In this study, we examined a potential relationship between TIL expression of PD-1, the direct target of nivolumab, with clinical outcomes but found only a borderline association. Because the intensity of immune cell infiltrates was significantly associated with tumor cell PD-L1 expression, we also explored the possibility that the simply the presence immune cell infiltrates might predict favorable clinical outcomes to anti-PD-1 therapy. The presence of TIL has been correlated with improved outcomes in retrospective studies of different tumor types, including melanoma and colorectal carcinoma^(32–35). In addition, HER2-positive breast cancer patients with TIL in their pre-treatment specimens have shown improved benefit from certain chemotherapeutic regimens⁽³⁶⁾. Further, increased numbers of TIL in post-treatment biopsies have been shown to correlate with the activity of ipilimumab in patients with melanoma⁽³⁷⁾. However, the current study is the first to examine the relationship of the presence of TIL in pre-treatment tumor specimens to anti-PD-1 response, and a significant relationship between these factors was not observed. These findings suggest that the functional profile of TILs is a key factor determining PD-L1 expression⁽¹²⁾. That is, TILs may be necessary to drive PD-L1 expression in some tumors, but their presence alone is not sufficient to induce PD-L1 and was not an independent factor correlating with clinical response in this relatively limited cohort. Because pre-clinical evidence suggests that anti-PD-1 can restore dampened B-cell functions⁽³⁸⁾, we also examined whether the presence and intensity of B-cell infiltrates correlated with clinical outcomes. Similar to our findings with CD3+ TILs, CD20+ B-cells were significantly associated with PD-L1 expression by tumor and infiltrating immune cells, but their presence alone did not correlate with clinical outcomes following PD-1 blockade, suggesting the importance of defining cellular functional profiles. Other immune cell types, including suppressive cells (regulatory T-cells and myeloid-derived suppressor cells), remain to be explored in the context of PD-1 pathway blockade^{(39, 40)}.

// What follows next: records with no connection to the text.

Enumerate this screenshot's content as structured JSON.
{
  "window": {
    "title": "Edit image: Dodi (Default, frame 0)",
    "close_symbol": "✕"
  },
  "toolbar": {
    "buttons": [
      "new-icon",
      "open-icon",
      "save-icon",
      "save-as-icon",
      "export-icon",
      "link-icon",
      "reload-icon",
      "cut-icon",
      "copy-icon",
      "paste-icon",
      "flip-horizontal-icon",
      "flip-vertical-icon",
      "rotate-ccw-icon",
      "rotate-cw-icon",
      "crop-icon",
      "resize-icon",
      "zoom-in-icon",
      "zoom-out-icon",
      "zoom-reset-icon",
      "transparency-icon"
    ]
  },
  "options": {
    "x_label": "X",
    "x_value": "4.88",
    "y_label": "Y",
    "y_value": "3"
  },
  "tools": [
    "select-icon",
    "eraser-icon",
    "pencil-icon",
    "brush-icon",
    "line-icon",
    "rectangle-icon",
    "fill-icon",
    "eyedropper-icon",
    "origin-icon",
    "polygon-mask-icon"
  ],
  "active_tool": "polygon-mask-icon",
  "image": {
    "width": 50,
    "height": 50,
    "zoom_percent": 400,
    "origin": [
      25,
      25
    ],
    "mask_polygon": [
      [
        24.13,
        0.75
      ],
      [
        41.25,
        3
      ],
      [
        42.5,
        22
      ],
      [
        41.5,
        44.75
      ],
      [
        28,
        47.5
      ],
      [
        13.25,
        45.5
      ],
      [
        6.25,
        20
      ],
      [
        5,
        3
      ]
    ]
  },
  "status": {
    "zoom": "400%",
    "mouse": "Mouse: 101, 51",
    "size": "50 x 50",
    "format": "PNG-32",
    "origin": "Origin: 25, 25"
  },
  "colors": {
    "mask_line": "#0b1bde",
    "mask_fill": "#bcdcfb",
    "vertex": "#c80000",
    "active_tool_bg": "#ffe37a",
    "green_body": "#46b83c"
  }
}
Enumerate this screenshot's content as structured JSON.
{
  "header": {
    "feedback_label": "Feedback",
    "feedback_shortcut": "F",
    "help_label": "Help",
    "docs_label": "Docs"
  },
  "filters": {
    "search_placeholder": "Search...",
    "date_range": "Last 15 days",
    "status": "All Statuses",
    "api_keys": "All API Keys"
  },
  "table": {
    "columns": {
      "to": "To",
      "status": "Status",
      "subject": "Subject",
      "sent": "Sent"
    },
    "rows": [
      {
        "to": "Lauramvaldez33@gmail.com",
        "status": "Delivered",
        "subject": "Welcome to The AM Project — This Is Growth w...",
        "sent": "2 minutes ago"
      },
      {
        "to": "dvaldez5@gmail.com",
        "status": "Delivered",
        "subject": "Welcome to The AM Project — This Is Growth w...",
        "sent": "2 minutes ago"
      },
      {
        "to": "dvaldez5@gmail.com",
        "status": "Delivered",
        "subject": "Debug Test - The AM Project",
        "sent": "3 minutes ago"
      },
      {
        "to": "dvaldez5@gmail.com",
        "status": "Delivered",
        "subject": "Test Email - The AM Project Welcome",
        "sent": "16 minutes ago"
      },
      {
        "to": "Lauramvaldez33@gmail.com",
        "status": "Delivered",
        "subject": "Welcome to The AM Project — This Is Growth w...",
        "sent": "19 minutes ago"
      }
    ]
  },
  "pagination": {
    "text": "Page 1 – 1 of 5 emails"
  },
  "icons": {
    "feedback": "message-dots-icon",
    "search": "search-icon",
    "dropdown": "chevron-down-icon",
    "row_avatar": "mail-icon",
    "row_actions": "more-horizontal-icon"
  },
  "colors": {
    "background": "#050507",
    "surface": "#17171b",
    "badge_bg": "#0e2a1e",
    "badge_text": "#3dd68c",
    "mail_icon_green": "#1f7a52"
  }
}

Recent work by others to analyze a potential association between pre-treatment tumor PD-L1 expression and response to PD-1 pathway blockade -- anti-PD-1⁽⁴¹⁾ or anti-PD-L1⁽⁴²⁾-- has confirmed our original observation⁽¹⁶⁾ linking PD-L1+ tumors with the likelihood of treatment response. However, in these new studies, some PD-L1 negative patients also responded to treatment, raising concerns that excluding the “marker negative” patient population from treatment might exclude potential responders. It is important to note that these three studies differ in the anti-PD-L1 mAbs used for IHC, staining techniques (manual versus automated), definitions of PD-L1 “positive” tumor (cell surface versus cytoplasmic expression, by tumor cells only or by other cells in the tumor milieu, threshold of “positivity”), scoring increments, and definitions of PD-L1 “positive” patients (based on a single tumor biopsy, or on maximal expression in the case of multiple biopsies from an individual patient). Also, because of the focal nature of PD-L1 expression within many tumors and emerging information about intratumoral genetic heterogeneity⁽⁴³⁾, if very small needle biopsies or dispersed single-cell cytology specimens are evaluated, a false-negative evaluation could potentially result. Another potential explanation for PD-L1(-) responders includes yet unidentified factors contributing to response. Despite these methodological differences, the overall conclusions of these reports are remarkably similar, highlighting a robust association between the PD-L1 marker and mechanism-of-action for this class of drugs.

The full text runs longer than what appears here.